Le long-métrage ne retrace pas le parcours complet de Martin Luther King. A l’instar du Lincoln de Steven Spielberg (ou l’on retrouve David Oyelowo dans un second rôle), Selma se concentre sur les quelques mois qu’a compté son combat dans la ville d’Alabama du même nom et qui aura été un tournant dans son mouvement pour les droits civiques. Le film s’ouvre néanmoins avec une mise en parallèle de la réception du prix Nobel de la paix par Luther King à Oslo et l’explosion d’une bombe dans une église afro-américaine de Selma, tuant quatre petites filles (ces événements étant distants de plus d’une année). Cet attentat amorcera les débuts de manifestations dans la région qui aboutiront à l’implication de MLK.

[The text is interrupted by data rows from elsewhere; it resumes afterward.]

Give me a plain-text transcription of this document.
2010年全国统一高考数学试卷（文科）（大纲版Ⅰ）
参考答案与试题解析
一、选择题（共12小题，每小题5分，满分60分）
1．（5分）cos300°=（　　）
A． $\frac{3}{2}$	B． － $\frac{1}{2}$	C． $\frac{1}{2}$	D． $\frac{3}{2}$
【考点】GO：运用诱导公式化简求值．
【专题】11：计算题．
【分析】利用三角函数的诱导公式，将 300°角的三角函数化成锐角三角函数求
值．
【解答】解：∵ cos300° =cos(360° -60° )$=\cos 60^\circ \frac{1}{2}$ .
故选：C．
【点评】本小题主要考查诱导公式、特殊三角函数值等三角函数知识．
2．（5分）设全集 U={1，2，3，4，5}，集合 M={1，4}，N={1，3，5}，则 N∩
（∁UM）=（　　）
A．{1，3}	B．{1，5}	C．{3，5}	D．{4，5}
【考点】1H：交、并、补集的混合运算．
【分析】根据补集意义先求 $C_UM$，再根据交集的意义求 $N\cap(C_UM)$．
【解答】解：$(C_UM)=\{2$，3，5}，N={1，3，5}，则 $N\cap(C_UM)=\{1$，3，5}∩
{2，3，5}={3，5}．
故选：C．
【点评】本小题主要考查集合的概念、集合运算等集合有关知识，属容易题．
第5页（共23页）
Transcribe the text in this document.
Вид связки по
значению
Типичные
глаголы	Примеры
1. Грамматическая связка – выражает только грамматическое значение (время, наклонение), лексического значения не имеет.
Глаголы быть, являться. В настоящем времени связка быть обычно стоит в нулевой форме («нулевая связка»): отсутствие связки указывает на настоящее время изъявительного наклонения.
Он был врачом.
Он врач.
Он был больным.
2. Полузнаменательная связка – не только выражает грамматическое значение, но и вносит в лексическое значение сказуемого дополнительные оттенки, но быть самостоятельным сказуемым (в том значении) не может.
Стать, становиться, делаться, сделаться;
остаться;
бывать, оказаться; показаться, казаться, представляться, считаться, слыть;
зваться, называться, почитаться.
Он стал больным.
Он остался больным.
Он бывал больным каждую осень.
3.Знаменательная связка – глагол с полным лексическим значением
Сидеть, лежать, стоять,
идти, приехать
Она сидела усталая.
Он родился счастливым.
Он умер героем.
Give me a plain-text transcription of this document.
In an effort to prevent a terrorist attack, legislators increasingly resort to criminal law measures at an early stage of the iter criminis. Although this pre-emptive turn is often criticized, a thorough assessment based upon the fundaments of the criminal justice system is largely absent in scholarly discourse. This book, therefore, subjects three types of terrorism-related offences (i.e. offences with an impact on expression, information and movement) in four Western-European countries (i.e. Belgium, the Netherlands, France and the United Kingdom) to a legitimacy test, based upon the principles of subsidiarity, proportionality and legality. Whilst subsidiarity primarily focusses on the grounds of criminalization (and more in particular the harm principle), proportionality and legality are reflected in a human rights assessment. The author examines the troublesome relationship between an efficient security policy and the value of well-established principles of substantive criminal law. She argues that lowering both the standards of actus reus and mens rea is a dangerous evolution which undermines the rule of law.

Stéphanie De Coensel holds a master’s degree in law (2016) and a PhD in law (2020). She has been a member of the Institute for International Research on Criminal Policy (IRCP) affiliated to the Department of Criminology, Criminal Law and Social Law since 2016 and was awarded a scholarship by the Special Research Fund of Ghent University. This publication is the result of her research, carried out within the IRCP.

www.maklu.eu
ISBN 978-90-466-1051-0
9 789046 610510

Si l’incarnation d’un personnage (réel ou fictif) dans un biopic permet bien souvent une nomination à l’Oscar, il fut triste de constater que cela n’ait pas été le cas pour Selma. La performance déployée par David Oyelowo méritait largement une nomination, ne serait-ce qu’en reconnaissance du travail d’interprétation accompli. Car, aussi improbable que cela soit, aucune des déclarations publiques de Martin Luther King dans le long-métrage d’Ava DuVernay n’est historiquement correcte. Cette situation ubuesque est due au fait que les discours de MLK sont sous copyrights et ont été achetées par un autre studio ayant un film le concernant en projet. Ainsi, Ava DuVernay et son scénariste Paul Webb auront élaboré des variations à ces textes, sans pour autant dénaturer leur message ou trahir le sens de la lutte de Luther King.

Dommage que l’abnégation de la réalisatrice ne se retrouve pas dans sa mise en scène. Si les scènes intimistes, élaborées avec de simples champ-contre-champs dignes d’un mauvais téléfilm, reposent essentiellement sur la juste interprétation du casting, les scènes clés où se démontre la violence des autorités blanches à l’égard des citoyens de couleur en rajoutent plus que nécessaire. Ainsi, pour présenter l’horreur de la première marche pacifiste depuis Selma qui s’était terminée dans une violence extrême sur le Pettus Bridge, nous aurons droit à des plans au ralenti sur les policiers à cheval chargeant la foule, montés en parallèle avec les réactions horrifiées des téléspectateurs américains regardant le drame en direct. Cette réalisation tire-larme qui en fait des caisses dessert au final le propos du film. Ava DuVernay aurait mieux fait d’adopter la même position que l’interprétation humble et tout en sobriété de David Oyelowo.

 

Selma – Sortie le 11 mars 2015
Réalisé par Ava DuVernay
Avec David Oyelowo, Tom Wilkinson, Carmen Ejogo
Selma retrace la lutte historique du Dr Martin Luther King pour garantir le droit de vote à tous les citoyens. Une dangereuse et terrifiante campagne qui s’est achevée par une longue marche, depuis la ville de Selma jusqu’à celle de Montgomery, en Alabama, et qui a conduit le président Jonhson à signer la loi sur le droit de vote en 1965.